To determine this, I ask my clients to ask their prospect this: If you had ONE thing you wanted to solve or resolve, what would it be?

And when you ask enough prospects this question – you will see the same answer come up over and over.

That’s it.

That’s the ONE pain.

In a later exercise, we want to develop the various ways the customer expresses the ONE pain, but for now, we only want to know what it is.

The Promise

This is another foundational marketing element often butchered to pieces.

In most cases, there is no clear promise.

If the prospect cannot see it, feel it, or get it in less than 1 second, it is NON-EXISTENT.

Here are good examples: 

5 Hour Energy – Here the name of the product itself is the promise.

Your pizza will be delivered within 30 minutes or it’s FREE – this is the Domino’s promise.

Almost everyone in the US still remembers this.

Dominos stopped using this for a long time, but the fact that almost all Americans remember it, and identify it with the Domino’s brand, is a testament to the power of a good clear promise.

Overnight delivery – This is a promise owned by FedEx.

It’s promise, like the Dominos promise, created a whole industry.

We have the largest supply of books online – this is Amazon’s claim to fame. You want to read it; we will have it. 
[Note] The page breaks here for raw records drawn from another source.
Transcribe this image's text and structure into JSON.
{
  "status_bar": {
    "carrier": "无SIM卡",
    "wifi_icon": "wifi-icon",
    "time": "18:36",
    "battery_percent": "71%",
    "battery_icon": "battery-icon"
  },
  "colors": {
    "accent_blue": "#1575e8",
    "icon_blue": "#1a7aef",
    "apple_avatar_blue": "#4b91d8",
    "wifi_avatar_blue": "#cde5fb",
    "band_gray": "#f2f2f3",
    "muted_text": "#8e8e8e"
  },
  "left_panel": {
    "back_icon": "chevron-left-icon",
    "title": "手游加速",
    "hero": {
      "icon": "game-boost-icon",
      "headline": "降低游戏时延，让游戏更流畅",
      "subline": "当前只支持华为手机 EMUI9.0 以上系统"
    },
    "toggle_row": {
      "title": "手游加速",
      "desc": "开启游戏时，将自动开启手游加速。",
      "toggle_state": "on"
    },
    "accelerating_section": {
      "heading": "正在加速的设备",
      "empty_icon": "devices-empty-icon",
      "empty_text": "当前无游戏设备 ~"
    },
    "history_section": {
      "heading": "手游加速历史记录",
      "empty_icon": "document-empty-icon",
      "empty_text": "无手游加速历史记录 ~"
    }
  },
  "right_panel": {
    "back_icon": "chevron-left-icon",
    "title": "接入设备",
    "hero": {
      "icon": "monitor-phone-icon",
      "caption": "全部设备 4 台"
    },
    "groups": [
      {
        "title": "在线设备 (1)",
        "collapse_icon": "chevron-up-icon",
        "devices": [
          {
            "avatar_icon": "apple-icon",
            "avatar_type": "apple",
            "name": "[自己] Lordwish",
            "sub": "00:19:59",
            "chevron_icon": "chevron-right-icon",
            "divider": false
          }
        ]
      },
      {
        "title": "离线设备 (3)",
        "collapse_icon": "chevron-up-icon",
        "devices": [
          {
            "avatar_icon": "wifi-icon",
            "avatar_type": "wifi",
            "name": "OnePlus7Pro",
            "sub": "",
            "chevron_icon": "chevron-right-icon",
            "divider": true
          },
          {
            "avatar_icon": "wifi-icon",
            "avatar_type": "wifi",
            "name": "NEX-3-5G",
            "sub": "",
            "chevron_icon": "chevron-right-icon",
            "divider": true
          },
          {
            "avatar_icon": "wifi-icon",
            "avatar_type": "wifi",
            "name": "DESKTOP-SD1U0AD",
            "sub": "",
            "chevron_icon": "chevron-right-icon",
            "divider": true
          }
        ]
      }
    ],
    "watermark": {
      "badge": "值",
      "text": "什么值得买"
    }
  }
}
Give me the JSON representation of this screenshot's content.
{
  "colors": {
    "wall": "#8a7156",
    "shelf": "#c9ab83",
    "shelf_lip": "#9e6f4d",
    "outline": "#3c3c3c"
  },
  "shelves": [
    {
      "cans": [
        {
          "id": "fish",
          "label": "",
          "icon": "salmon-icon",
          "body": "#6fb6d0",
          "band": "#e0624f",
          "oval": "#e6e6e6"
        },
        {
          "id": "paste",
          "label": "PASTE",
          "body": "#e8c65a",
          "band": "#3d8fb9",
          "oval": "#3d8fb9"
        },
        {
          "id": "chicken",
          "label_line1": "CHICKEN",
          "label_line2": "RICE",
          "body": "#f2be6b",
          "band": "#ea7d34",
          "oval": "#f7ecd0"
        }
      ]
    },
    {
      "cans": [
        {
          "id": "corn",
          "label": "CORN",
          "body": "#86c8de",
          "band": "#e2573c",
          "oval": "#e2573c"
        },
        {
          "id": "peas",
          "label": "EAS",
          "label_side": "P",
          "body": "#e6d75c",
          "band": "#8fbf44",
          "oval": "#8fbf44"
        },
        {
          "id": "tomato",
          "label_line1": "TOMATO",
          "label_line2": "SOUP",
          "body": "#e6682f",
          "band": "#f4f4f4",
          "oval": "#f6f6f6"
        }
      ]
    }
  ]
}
Ready to use out of the box – this was Apple’s promise with their desktops and notebooks.

Whether they know it or not, your prospect has ONE thing they want to hear.

I simply ask my prospects what they want.

And this is how I ask it: “If I could wave a magic wand and give you ONE wish, what would you want?”

Of course, you are saying this in the context of their pain point.

If someone is losing all their hair, and they have told you their pain point with their hair, now you ask, “If I could wave a magic wand and you had ONE wish granted to you for your hair loss, what would you wish for?”

The prospect would say something like, “I want to get my hair looking like it did in my teens. I want a thick head of hair.”

Redefining The Promise

Sometimes the wish you keep hearing cannot be delivered.

Maybe the technology is not invented yet.

So, you can ask for another lesser wish.

You can say, “Ok what if this wish could not be granted, what would you wish for then?”

You would hear something like, “OK, well, I’d settle for stopping my hair loss” Do you see how that works?

And I also hope you recognize how important this step is.